PhenoMeNal is a 3-year EU Horizon 2020 project (2015-2018) that will develop a standardised e-infrastructure for analysing medical metabolic phenotype data. This comprises development of standards for data exchange, pipelines, computational frameworks and resources for the processing, analysis and information-mining of the massive amount of medical molecular phenotyping and genotyping data that will be generated by metabolomics applications now entering research and clinic.
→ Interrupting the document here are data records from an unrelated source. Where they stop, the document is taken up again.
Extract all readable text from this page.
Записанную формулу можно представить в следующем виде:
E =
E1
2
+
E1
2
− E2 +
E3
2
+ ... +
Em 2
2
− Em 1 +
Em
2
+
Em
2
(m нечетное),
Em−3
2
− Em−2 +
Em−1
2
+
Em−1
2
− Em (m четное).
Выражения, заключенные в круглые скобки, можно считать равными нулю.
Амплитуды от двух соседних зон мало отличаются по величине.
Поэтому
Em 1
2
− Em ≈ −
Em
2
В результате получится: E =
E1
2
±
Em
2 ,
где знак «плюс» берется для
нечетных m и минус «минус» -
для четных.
At the Spjuth research group we lead WP5; “Operation and maintenance of PhenoMeNal grid/cloud” and our aim is to provide PhenoMeNal and researchers with the capability to spawn secure Virtual Research Environments (VRE or VE) with easy access to scalable, interoperable data and tools for data analysis. These virtual environments should be able to run on most hardware architectures ranging from single laptops/workstations, to private and public cloud (IaaS) providers.
We use MANTL to set up, and to provide, a microservice-oriented virtual infrastructure. In PhenoMeNal, all partners provide tools as Docker images, , that are automatically built, tested, and pushed to DockerHub, by a continuous integration system (Jenkins). Within MANTL we provide long-running services using Marathon, including Jupyter and Galaxy workflows systems, that can orchestrate microservices-based pipelines using e.g. Chronos or Kubernetes.
So far we have successfully provisioned PhenoMeNal VRE on Google Cloud Platform, EBI Embassy Cloud (OpenStack), and SNIC Science Cloud (OpenStack). We are currently experimenting with Packer for speeding up the provisioning of virtual machines within the VRE, and Consul for federating multiple VREs. Another ongoing project is to use Apache Spark for distributed data analysis within the VRE.